The remnants of that voicelessness still sits in the back seat of our bus of expressive power but when Twitter came along it felt like a change to me. I could tweet out to @BillGates (and have). I could tweet to @nytimes and its reporters and have. I have tweeted with Ivanka Trump. Reached out to @llcoolj and more important to me, I can now tweet with all admired black intellectuals and professors who are on Twitter whom I would rarely would have had contact before Twitter. These people include @newblackman aka Mark Anthony Neal at Duke, @imaniperry at Princeton, @eddieglaude, @dumilewis, @mharrisperry aka Melissa Harris Perry of Princeton and an MSNBC contributor and many, many more. Black faculty are less than 3% of the entire professoriate in the United States so I value this mode of interaction that defies are separation we often experience as the only one in our department, division or school.

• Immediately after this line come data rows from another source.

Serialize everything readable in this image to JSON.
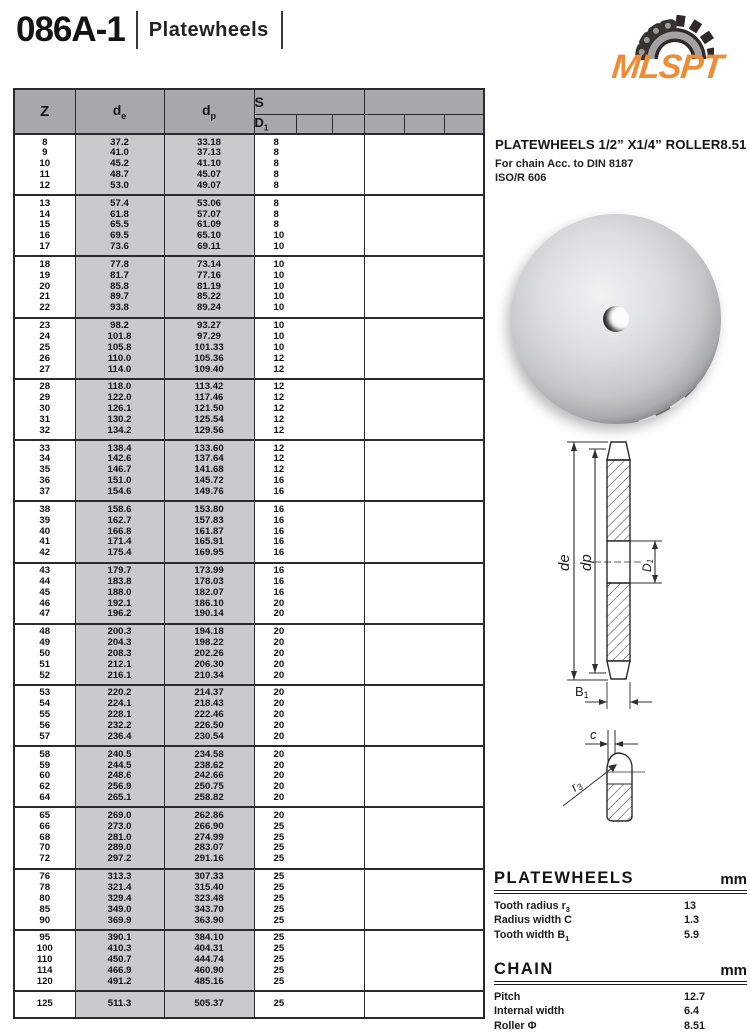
{
  "page": {
    "code": "086A-1",
    "category": "Platewheels"
  },
  "logo": {
    "text": "MLSPT",
    "orange": "#ee8d35",
    "icon": "chain-sprocket-icon"
  },
  "product": {
    "headline": "PLATEWHEELS 1/2” X1/4” ROLLER8.51",
    "subline1": "For chain Acc. to DIN 8187",
    "subline2": "ISO/R 606"
  },
  "table": {
    "headers": {
      "z": "Z",
      "de_base": "d",
      "de_sub": "e",
      "dp_base": "d",
      "dp_sub": "p",
      "s": "S",
      "d1_base": "D",
      "d1_sub": "1"
    },
    "groups": [
      {
        "rows": [
          [
            "8",
            "37.2",
            "33.18",
            "8"
          ],
          [
            "9",
            "41.0",
            "37.13",
            "8"
          ],
          [
            "10",
            "45.2",
            "41.10",
            "8"
          ],
          [
            "11",
            "48.7",
            "45.07",
            "8"
          ],
          [
            "12",
            "53.0",
            "49.07",
            "8"
          ]
        ]
      },
      {
        "rows": [
          [
            "13",
            "57.4",
            "53.06",
            "8"
          ],
          [
            "14",
            "61.8",
            "57.07",
            "8"
          ],
          [
            "15",
            "65.5",
            "61.09",
            "8"
          ],
          [
            "16",
            "69.5",
            "65.10",
            "10"
          ],
          [
            "17",
            "73.6",
            "69.11",
            "10"
          ]
        ]
      },
      {
        "rows": [
          [
            "18",
            "77.8",
            "73.14",
            "10"
          ],
          [
            "19",
            "81.7",
            "77.16",
            "10"
          ],
          [
            "20",
            "85.8",
            "81.19",
            "10"
          ],
          [
            "21",
            "89.7",
            "85.22",
            "10"
          ],
          [
            "22",
            "93.8",
            "89.24",
            "10"
          ]
        ]
      },
      {
        "rows": [
          [
            "23",
            "98.2",
            "93.27",
            "10"
          ],
          [
            "24",
            "101.8",
            "97.29",
            "10"
          ],
          [
            "25",
            "105.8",
            "101.33",
            "10"
          ],
          [
            "26",
            "110.0",
            "105.36",
            "12"
          ],
          [
            "27",
            "114.0",
            "109.40",
            "12"
          ]
        ]
      },
      {
        "rows": [
          [
            "28",
            "118.0",
            "113.42",
            "12"
          ],
          [
            "29",
            "122.0",
            "117.46",
            "12"
          ],
          [
            "30",
            "126.1",
            "121.50",
            "12"
          ],
          [
            "31",
            "130.2",
            "125.54",
            "12"
          ],
          [
            "32",
            "134.2",
            "129.56",
            "12"
          ]
        ]
      },
      {
        "rows": [
          [
            "33",
            "138.4",
            "133.60",
            "12"
          ],
          [
            "34",
            "142.6",
            "137.64",
            "12"
          ],
          [
            "35",
            "146.7",
            "141.68",
            "12"
          ],
          [
            "36",
            "151.0",
            "145.72",
            "16"
          ],
          [
            "37",
            "154.6",
            "149.76",
            "16"
          ]
        ]
      },
      {
        "rows": [
          [
            "38",
            "158.6",
            "153.80",
            "16"
          ],
          [
            "39",
            "162.7",
            "157.83",
            "16"
          ],
          [
            "40",
            "166.8",
            "161.87",
            "16"
          ],
          [
            "41",
            "171.4",
            "165.91",
            "16"
          ],
          [
            "42",
            "175.4",
            "169.95",
            "16"
          ]
        ]
      },
      {
        "rows": [
          [
            "43",
            "179.7",
            "173.99",
            "16"
          ],
          [
            "44",
            "183.8",
            "178.03",
            "16"
          ],
          [
            "45",
            "188.0",
            "182.07",
            "16"
          ],
          [
            "46",
            "192.1",
            "186.10",
            "20"
          ],
          [
            "47",
            "196.2",
            "190.14",
            "20"
          ]
        ]
      },
      {
        "rows": [
          [
            "48",
            "200.3",
            "194.18",
            "20"
          ],
          [
            "49",
            "204.3",
            "198.22",
            "20"
          ],
          [
            "50",
            "208.3",
            "202.26",
            "20"
          ],
          [
            "51",
            "212.1",
            "206.30",
            "20"
          ],
          [
            "52",
            "216.1",
            "210.34",
            "20"
          ]
        ]
      },
      {
        "rows": [
          [
            "53",
            "220.2",
            "214.37",
            "20"
          ],
          [
            "54",
            "224.1",
            "218.43",
            "20"
          ],
          [
            "55",
            "228.1",
            "222.46",
            "20"
          ],
          [
            "56",
            "232.2",
            "226.50",
            "20"
          ],
          [
            "57",
            "236.4",
            "230.54",
            "20"
          ]
        ]
      },
      {
        "rows": [
          [
            "58",
            "240.5",
            "234.58",
            "20"
          ],
          [
            "59",
            "244.5",
            "238.62",
            "20"
          ],
          [
            "60",
            "248.6",
            "242.66",
            "20"
          ],
          [
            "62",
            "256.9",
            "250.75",
            "20"
          ],
          [
            "64",
            "265.1",
            "258.82",
            "20"
          ]
        ]
      },
      {
        "rows": [
          [
            "65",
            "269.0",
            "262.86",
            "20"
          ],
          [
            "66",
            "273.0",
            "266.90",
            "25"
          ],
          [
            "68",
            "281.0",
            "274.99",
            "25"
          ],
          [
            "70",
            "289.0",
            "283.07",
            "25"
          ],
          [
            "72",
            "297.2",
            "291.16",
            "25"
          ]
        ]
      },
      {
        "rows": [
          [
            "76",
            "313.3",
            "307.33",
            "25"
          ],
          [
            "78",
            "321.4",
            "315.40",
            "25"
          ],
          [
            "80",
            "329.4",
            "323.48",
            "25"
          ],
          [
            "85",
            "349.0",
            "343.70",
            "25"
          ],
          [
            "90",
            "369.9",
            "363.90",
            "25"
          ]
        ]
      },
      {
        "rows": [
          [
            "95",
            "390.1",
            "384.10",
            "25"
          ],
          [
            "100",
            "410.3",
            "404.31",
            "25"
          ],
          [
            "110",
            "450.7",
            "444.74",
            "25"
          ],
          [
            "114",
            "466.9",
            "460.90",
            "25"
          ],
          [
            "120",
            "491.2",
            "485.16",
            "25"
          ]
        ]
      },
      {
        "rows": [
          [
            "125",
            "511.3",
            "505.37",
            "25"
          ]
        ]
      }
    ]
  },
  "drawing": {
    "de": "de",
    "dp": "dp",
    "d1_base": "D",
    "d1_sub": "1",
    "b1_base": "B",
    "b1_sub": "1",
    "c": "c",
    "r3_base": "r",
    "r3_sub": "3"
  },
  "specs": {
    "platewheels": {
      "title": "PLATEWHEELS",
      "unit": "mm",
      "rows": [
        {
          "label": "Tooth radius r",
          "sub": "3",
          "value": "13"
        },
        {
          "label": "Radius width C",
          "sub": "",
          "value": "1.3"
        },
        {
          "label": "Tooth width B",
          "sub": "1",
          "value": "5.9"
        }
      ]
    },
    "chain": {
      "title": "CHAIN",
      "unit": "mm",
      "rows": [
        {
          "label": "Pitch",
          "sub": "",
          "value": "12.7"
        },
        {
          "label": "Internal width",
          "sub": "",
          "value": "6.4"
        },
        {
          "label": "Roller Φ",
          "sub": "",
          "value": "8.51"
        }
      ]
    }
  }
}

What prompted this post today? Or as many men I know would say, "what's the point?" Owning the power of the word as a blogger and a Twitter curator with a Ph.D. or a claim to being a TED Fellow. So here's the deal:

Yesterday I clicked a link in a tweet from my roommate @corvida about a black mother being convicted for sending her kids to a high-achieving school. Kelley Williams-Bolar was found guilty of two 3rd-degree felonies for falsifying RESIDENCY records in Ohio. I was appalled. She was caught sending her daughters to a high achieving school in the district where her kids' father lived rather than the schools near her subsidized housing. The judge actually wanted to give her two consecutive five-year sentences and reduced it to 10 days in prison and THREE YEARS on probation plus 80 hours of community service. WT..??! As a result of two felony convictions, Williams-Bolar is being denied completing her teacher training certification. A better job thwarted because she did what so many parents do all the time here in NYC.

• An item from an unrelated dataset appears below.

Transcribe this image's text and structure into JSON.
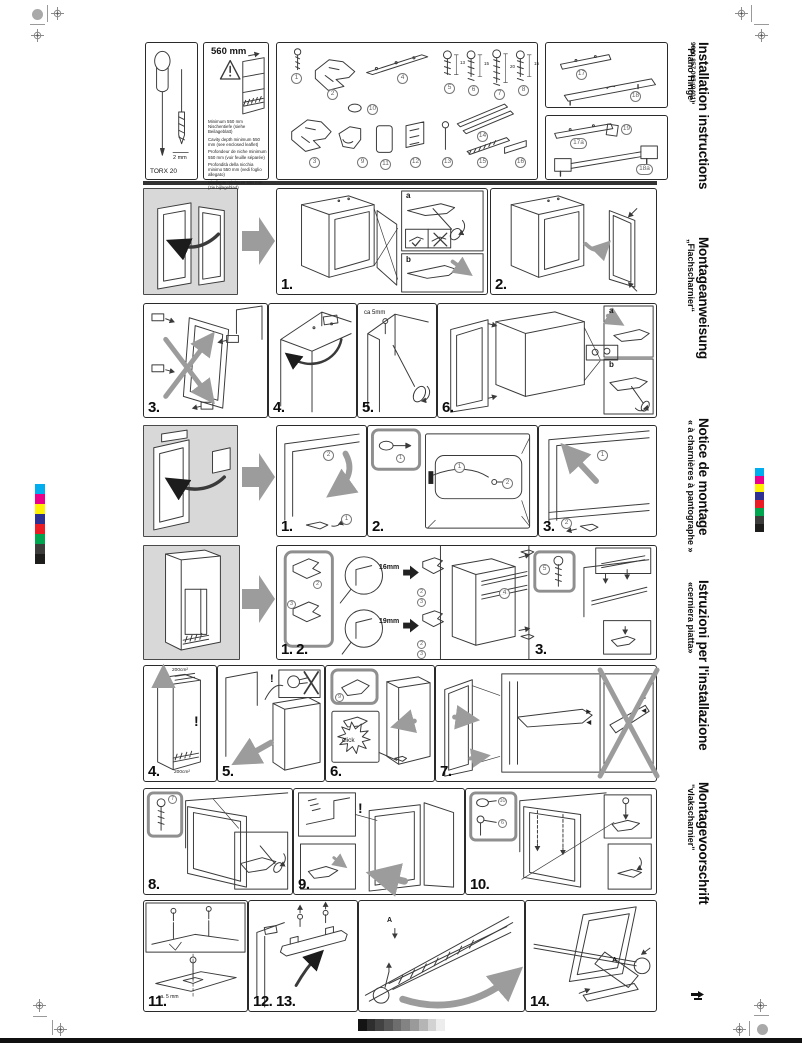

This really struck me. I am currently reading in Michelle Alexander's brilliant NYTimes bestseller THE NEW JIM CROW: MASS INCARCERATION IN THE AGE OF COLORBLINDNESS (The New Press, 2010). Alexander opened my eyes to the fact that with a felony conviction in many states a person like Williams-Bolar will become permanently ineligible for any public assistance. She resides in subsidized housing in Ohio. Martha Stewart was not treated as badly. And even if you she was, Stewart could buy herself out of the disenfranchisement of being labeled a felon (and essentially did). Williams-Bolar cannot. Perhaps there is much more to this story but it seems that this was her first offense. What kind of democracy are we living in and under the administration of a black president? That should tell us something about the reality of our current democracy "of the people." If the new Jim Crow tactics are going to be instituted to criminalize a mother for doing a common violation in the name of "doing what's best for her children", why get an education? This is no liberty and death.

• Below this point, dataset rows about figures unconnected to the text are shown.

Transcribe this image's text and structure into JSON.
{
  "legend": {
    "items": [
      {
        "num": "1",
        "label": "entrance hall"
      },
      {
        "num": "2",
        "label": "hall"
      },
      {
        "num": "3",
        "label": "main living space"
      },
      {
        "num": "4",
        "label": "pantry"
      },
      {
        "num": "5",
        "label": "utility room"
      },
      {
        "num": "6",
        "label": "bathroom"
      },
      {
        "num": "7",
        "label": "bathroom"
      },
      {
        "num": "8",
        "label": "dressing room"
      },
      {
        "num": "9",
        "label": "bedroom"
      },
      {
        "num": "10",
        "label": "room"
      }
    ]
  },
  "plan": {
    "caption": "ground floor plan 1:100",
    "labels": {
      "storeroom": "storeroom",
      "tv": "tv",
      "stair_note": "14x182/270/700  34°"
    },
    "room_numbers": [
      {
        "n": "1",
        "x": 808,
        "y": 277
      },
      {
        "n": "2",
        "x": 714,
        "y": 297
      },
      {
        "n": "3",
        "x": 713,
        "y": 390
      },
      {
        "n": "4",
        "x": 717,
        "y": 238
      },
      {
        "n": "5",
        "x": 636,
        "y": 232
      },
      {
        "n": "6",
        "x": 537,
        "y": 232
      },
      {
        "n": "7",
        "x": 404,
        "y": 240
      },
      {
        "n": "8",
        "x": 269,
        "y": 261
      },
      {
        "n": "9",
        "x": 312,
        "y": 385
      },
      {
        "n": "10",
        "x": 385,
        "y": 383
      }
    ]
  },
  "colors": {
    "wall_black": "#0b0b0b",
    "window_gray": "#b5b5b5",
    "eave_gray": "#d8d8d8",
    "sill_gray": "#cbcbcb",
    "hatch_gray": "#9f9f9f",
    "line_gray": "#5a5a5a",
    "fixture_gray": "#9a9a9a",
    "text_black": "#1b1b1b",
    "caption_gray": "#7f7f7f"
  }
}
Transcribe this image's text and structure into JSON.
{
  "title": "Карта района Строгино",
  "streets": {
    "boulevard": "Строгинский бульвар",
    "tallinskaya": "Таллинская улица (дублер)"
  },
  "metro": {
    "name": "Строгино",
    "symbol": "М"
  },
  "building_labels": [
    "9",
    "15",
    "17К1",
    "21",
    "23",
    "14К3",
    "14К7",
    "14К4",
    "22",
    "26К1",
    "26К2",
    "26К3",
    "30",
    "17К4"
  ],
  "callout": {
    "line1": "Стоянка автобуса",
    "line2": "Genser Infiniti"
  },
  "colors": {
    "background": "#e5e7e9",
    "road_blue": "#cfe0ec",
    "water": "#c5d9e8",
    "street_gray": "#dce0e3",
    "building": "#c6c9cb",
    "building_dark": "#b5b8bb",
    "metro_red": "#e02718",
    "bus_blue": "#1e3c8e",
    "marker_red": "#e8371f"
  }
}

Hey Black Twitter!! No, correction. HEY TWITER!! HEY WORLD!!! Let's use our collective social media power to broadcast publicly Williams-Bolar's cause! Our networks are open not closed by laws the punish the wrong folks. Let's use our distributed and diverse networks to reach beyond our immediate anger and reach larger media outlets as well as our politicians. I am tweeting to senators about my concern.